Mu-Tsun Tsai (蔡牧村, b.1985) is from Taiwan. He was originally a student in math studying number theory and combinatorics, and later switched carrier and became a full-stack software engineer. Like almost everybody, he had some experience in folding simple models in childhood, but that was it. He was first fascinated with origami during college when he watched Satoshi Kamiya's amazing performance on the TV Champion show. He began to build up the basics with Jun Maekawa's book Genuine Origami, and progressively moved on to more challenging models in various literatures.

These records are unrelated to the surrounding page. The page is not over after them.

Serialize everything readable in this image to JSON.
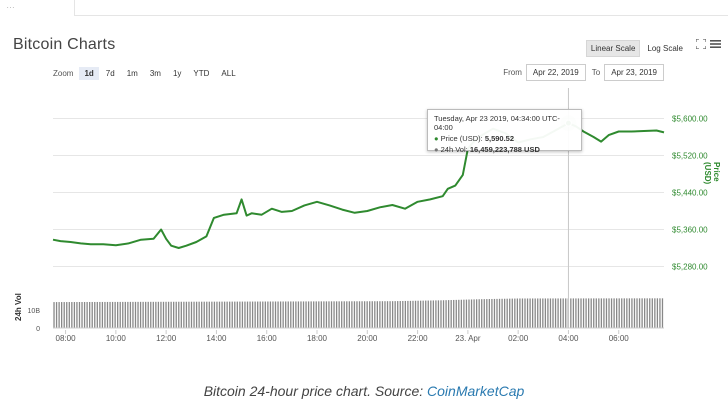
{
  "page": {
    "title": "Bitcoin Charts",
    "caption_text": "Bitcoin 24-hour price chart. Source: ",
    "caption_link": "CoinMarketCap"
  },
  "toolbar": {
    "scale_options": [
      {
        "label": "Linear Scale",
        "active": true
      },
      {
        "label": "Log Scale",
        "active": false
      }
    ],
    "fullscreen_icon": "fullscreen-icon",
    "menu_icon": "hamburger-menu-icon",
    "zoom_label": "Zoom",
    "zoom_options": [
      {
        "label": "1d",
        "active": true
      },
      {
        "label": "7d",
        "active": false
      },
      {
        "label": "1m",
        "active": false
      },
      {
        "label": "3m",
        "active": false
      },
      {
        "label": "1y",
        "active": false
      },
      {
        "label": "YTD",
        "active": false
      },
      {
        "label": "ALL",
        "active": false
      }
    ],
    "from_label": "From",
    "from_value": "Apr 22, 2019",
    "to_label": "To",
    "to_value": "Apr 23, 2019"
  },
  "tooltip": {
    "time": "Tuesday, Apr 23 2019, 04:34:00 UTC-04:00",
    "price_label": "Price (USD):",
    "price_value": "5,590.52",
    "vol_label": "24h Vol:",
    "vol_value": "16,459,223,788 USD"
  },
  "colors": {
    "price_line": "#2f8a2f",
    "volume_bar": "#888888",
    "grid": "#e6e6e6",
    "link": "#2a7ab0"
  },
  "chart_data": {
    "type": "line",
    "ylabel": "Price (USD)",
    "y2label": "24h Vol",
    "ylim": [
      5240,
      5640
    ],
    "y_ticks": [
      5280,
      5360,
      5440,
      5520,
      5600
    ],
    "y_tick_labels": [
      "$5,280.00",
      "$5,360.00",
      "$5,440.00",
      "$5,520.00",
      "$5,600.00"
    ],
    "x_tick_labels": [
      "08:00",
      "10:00",
      "12:00",
      "14:00",
      "16:00",
      "18:00",
      "20:00",
      "22:00",
      "23. Apr",
      "02:00",
      "04:00",
      "06:00"
    ],
    "x_range_hours": [
      7.5,
      31.8
    ],
    "vol_ticks": [
      "10B",
      "0"
    ],
    "series": [
      {
        "name": "Price (USD)",
        "x": [
          7.5,
          7.8,
          8.2,
          8.6,
          9.0,
          9.5,
          10.0,
          10.5,
          11.0,
          11.5,
          11.8,
          12.0,
          12.2,
          12.5,
          12.8,
          13.2,
          13.6,
          13.9,
          14.3,
          14.8,
          15.0,
          15.2,
          15.4,
          15.8,
          16.2,
          16.6,
          17.0,
          17.5,
          18.0,
          18.5,
          19.0,
          19.5,
          20.0,
          20.5,
          21.0,
          21.5,
          22.0,
          22.5,
          23.0,
          23.2,
          23.5,
          23.8,
          24.0,
          24.2,
          24.5,
          25.0,
          25.5,
          26.0,
          26.5,
          27.0,
          27.5,
          28.0,
          28.3,
          28.6,
          29.0,
          29.3,
          29.6,
          30.0,
          30.5,
          31.0,
          31.5,
          31.8
        ],
        "values": [
          5338,
          5335,
          5333,
          5330,
          5328,
          5328,
          5326,
          5330,
          5338,
          5340,
          5360,
          5340,
          5325,
          5320,
          5325,
          5333,
          5345,
          5385,
          5392,
          5395,
          5425,
          5390,
          5395,
          5392,
          5405,
          5398,
          5400,
          5412,
          5420,
          5412,
          5403,
          5396,
          5400,
          5408,
          5413,
          5405,
          5420,
          5425,
          5432,
          5448,
          5455,
          5478,
          5535,
          5548,
          5562,
          5578,
          5568,
          5548,
          5555,
          5560,
          5575,
          5590,
          5583,
          5572,
          5560,
          5550,
          5564,
          5572,
          5572,
          5573,
          5574,
          5570
        ]
      },
      {
        "name": "24h Vol",
        "x": [
          7.5,
          21.0,
          23.0,
          24.5,
          26.0,
          31.8
        ],
        "values": [
          14.4,
          14.9,
          15.4,
          16.0,
          16.4,
          16.5
        ]
      }
    ]
  }
}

But he didn't thought about designing until a few years later he had the chance to carefully study the first edition of Origami Design Secrets by Dr. Robert J. Lang. After designing dozens of relatively simple models, Tsai finally came up with the first confident design, his African Elephant. He braced himself and sent the design to Lang, and fortunately it went very well; Lang liked the model and sent back many encouraging words, and Tsai never stopped working on origami ever since.
Lang later on realized that Tsai was unaware of the second edition of ODS, so he directed Tsai to the new edition, suspecting that Tsai might come up with new ideas from the new chapters with his math background. And indeed, after reading the new chapter dedicated to polygon packing, Tsai came up with a system to further generalized Pythagorean stretches. During several rounds of corresponding, together they polished the system into now known as GOPS, and they wrote a join paper on it which was published in 7OSME.
Since then, using his specialties in software developing, Tsai spent about two years developing an app that could help designers plan their box pleating layouts and automatically calculate GOPS on the fly. The result was the app that made Tsai famous in the origami society: his Box Pleating Studio.
Tsai has a deep passion for super-complex origami. Like many other designers, he continues to justify the well-known saying that "everything is possible in origami" through his designs and researches.